If they were making graphene chips then I would really be impress. It would mean chips that are 40 times faster at the same size, and garphene would allow to make chips smaller.

Intel is already making 30nm chips, jumping to 13 nm will then allow to make chips about 5 time faster, or about 12 time faster that what allow the 45nm technology of my CPU.

Interesting enough they reaching the limit of what can actually be made with actual technology.

http://en.wikipedia.org/wiki/Moore%27s_law#Ultimate_limits_of_the_law

Wikipedia wrote:
On 13 April 2005, Gordon Moore stated in an interview that the law cannot be sustained indefinitely: "It can't continue forever. The nature of exponentials is that you push them out and eventually disaster happens." He also noted that transistors would eventually reach the limits of miniaturization at atomic levels:

In terms of size [of transistors] you can see that we're approaching the size of atoms which is a fundamental barrier, but it'll be two or three generations before we get that far—but that's as far out as we've ever been able to see. We have another 10 to 20 years before we reach a fundamental limit. By then they'll be able to make bigger chips and have transistor budgets in the billions.[54]

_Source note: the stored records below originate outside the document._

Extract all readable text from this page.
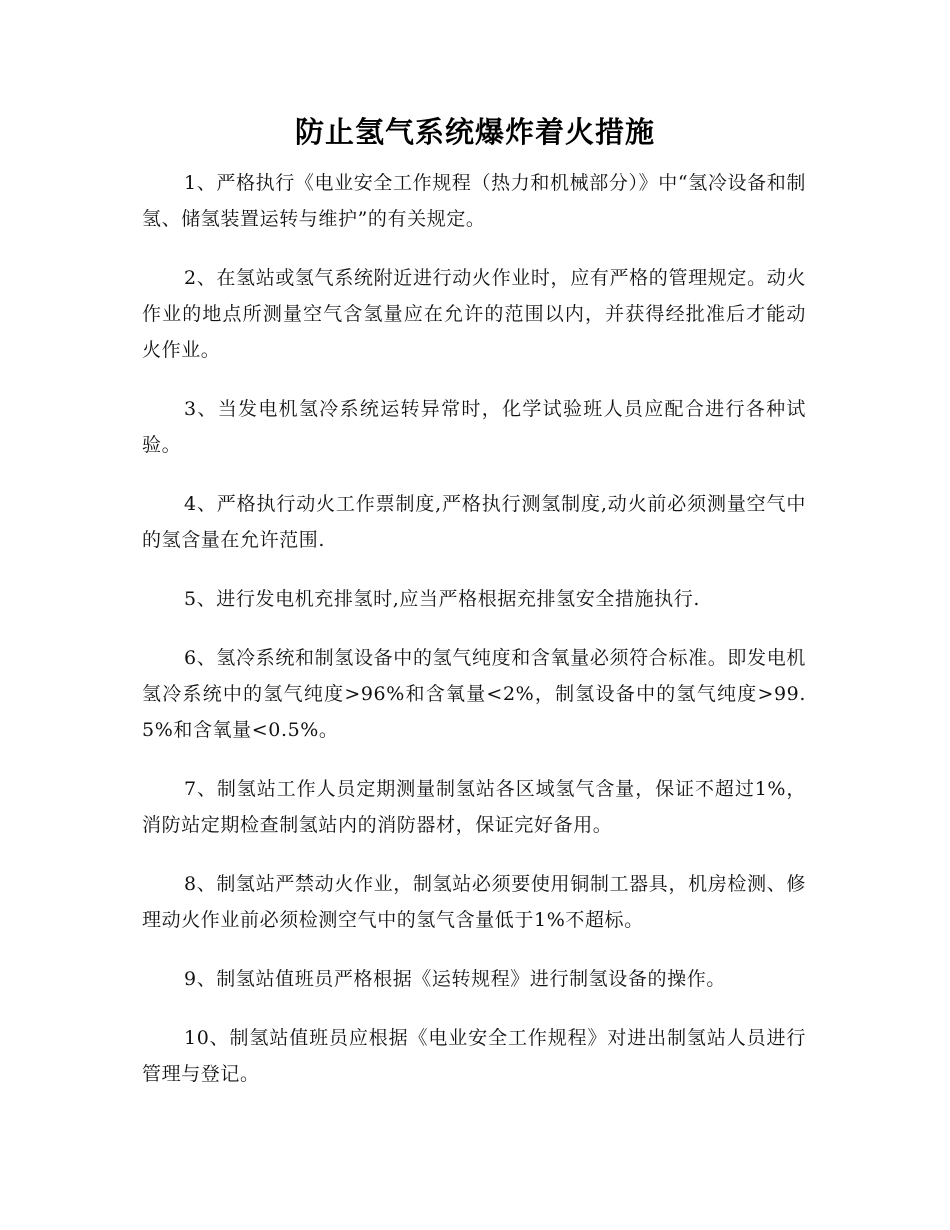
防止氢气系统爆炸着火措施

1、严格执行《电业安全工作规程（热力和机械部分）》中“氢冷设备和制氢、储氢装置运转与维护”的有关规定。

2、在氢站或氢气系统附近进行动火作业时，应有严格的管理规定。动火作业的地点所测量空气含氢量应在允许的范围以内，并获得经批准后才能动火作业。

3、当发电机氢冷系统运转异常时，化学试验班人员应配合进行各种试验。

4、严格执行动火工作票制度,严格执行测氢制度,动火前必须测量空气中的氢含量在允许范围.

5、进行发电机充排氢时,应当严格根据充排氢安全措施执行.

6、氢冷系统和制氢设备中的氢气纯度和含氧量必须符合标准。即发电机氢冷系统中的氢气纯度>96%和含氧量<2%，制氢设备中的氢气纯度>99.5%和含氧量<0.5%。

7、制氢站工作人员定期测量制氢站各区域氢气含量，保证不超过1%，消防站定期检查制氢站内的消防器材，保证完好备用。

8、制氢站严禁动火作业，制氢站必须要使用铜制工器具，机房检测、修理动火作业前必须检测空气中的氢气含量低于1%不超标。

9、制氢站值班员严格根据《运转规程》进行制氢设备的操作。

10、制氢站值班员应根据《电业安全工作规程》对进出制氢站人员进行管理与登记。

In January 1995, the Digital Alpha 21164 microprocessor had 9.3 million transistors. This 64-bit processor was a technological spearhead at the time, even if the circuit’s market share remained average. Six years later, a state of the art microprocessor contained more than 40 million transistors. It is theorised that with further miniaturisation, by 2015 these processors should contain more than 15 billion transistors, and by 2020 will be in molecular scale production, where each molecule can be individually positioned.[55]

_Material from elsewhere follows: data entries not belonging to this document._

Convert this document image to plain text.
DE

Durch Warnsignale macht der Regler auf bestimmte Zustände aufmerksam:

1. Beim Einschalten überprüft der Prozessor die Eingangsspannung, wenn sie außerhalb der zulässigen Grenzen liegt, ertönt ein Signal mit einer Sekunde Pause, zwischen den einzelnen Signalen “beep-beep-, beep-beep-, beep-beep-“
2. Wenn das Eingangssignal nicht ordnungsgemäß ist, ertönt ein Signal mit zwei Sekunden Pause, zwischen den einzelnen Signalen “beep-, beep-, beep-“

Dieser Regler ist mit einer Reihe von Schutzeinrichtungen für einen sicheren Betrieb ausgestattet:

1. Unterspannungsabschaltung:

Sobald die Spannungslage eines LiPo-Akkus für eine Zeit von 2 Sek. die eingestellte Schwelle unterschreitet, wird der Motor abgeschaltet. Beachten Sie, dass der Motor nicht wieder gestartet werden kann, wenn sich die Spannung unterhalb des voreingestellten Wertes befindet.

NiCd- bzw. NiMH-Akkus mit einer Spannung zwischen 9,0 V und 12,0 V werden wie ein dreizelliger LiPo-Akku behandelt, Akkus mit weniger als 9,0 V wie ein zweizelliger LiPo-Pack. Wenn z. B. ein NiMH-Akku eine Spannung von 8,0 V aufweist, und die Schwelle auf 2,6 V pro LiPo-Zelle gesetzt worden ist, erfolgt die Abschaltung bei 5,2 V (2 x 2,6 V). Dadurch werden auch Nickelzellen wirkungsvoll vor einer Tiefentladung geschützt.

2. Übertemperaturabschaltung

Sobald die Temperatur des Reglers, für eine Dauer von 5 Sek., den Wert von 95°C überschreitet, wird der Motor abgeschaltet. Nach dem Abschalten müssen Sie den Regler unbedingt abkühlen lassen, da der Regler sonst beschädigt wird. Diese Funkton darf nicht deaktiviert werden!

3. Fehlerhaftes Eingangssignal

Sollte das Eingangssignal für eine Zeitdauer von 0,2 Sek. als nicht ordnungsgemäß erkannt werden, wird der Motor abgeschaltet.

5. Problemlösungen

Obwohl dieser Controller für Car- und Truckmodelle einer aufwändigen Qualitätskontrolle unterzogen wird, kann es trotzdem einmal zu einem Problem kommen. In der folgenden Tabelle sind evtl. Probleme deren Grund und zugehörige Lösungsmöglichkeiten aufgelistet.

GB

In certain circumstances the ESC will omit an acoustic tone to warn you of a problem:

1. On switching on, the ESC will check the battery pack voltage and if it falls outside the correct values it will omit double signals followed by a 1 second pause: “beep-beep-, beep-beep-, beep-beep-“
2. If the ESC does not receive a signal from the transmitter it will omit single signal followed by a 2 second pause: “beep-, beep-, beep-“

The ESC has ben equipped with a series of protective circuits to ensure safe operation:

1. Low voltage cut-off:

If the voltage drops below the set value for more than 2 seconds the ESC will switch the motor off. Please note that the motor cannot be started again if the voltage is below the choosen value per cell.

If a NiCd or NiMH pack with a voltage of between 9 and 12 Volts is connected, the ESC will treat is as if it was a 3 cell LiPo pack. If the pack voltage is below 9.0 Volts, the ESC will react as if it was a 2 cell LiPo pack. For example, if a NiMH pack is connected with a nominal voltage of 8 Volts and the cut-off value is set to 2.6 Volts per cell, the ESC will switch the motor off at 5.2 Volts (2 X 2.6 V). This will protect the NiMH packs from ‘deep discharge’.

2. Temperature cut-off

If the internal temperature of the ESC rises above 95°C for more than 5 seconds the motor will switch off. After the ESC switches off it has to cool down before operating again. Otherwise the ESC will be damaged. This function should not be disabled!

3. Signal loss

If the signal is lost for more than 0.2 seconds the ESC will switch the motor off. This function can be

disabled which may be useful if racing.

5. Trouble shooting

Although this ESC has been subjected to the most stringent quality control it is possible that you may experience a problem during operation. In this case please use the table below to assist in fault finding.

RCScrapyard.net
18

In 2003 Intel predicted the end would come between 2013 and 2018 with 16 nanometer manufacturing processes and 5 nanometer gates, due to quantum tunnelling, although others suggested chips could just get bigger, or become layered.[56] In 2008 it was noted that for the last 30 years it has been predicted that Moore's law would last at least another decade.[49]

Some see the limits of the law as being far in the distant future. Lawrence Krauss and Glenn D. Starkman announced an ultimate limit of around 600 years in their paper,[57] based on rigorous estimation of total information-processing capacity of any system in the Universe.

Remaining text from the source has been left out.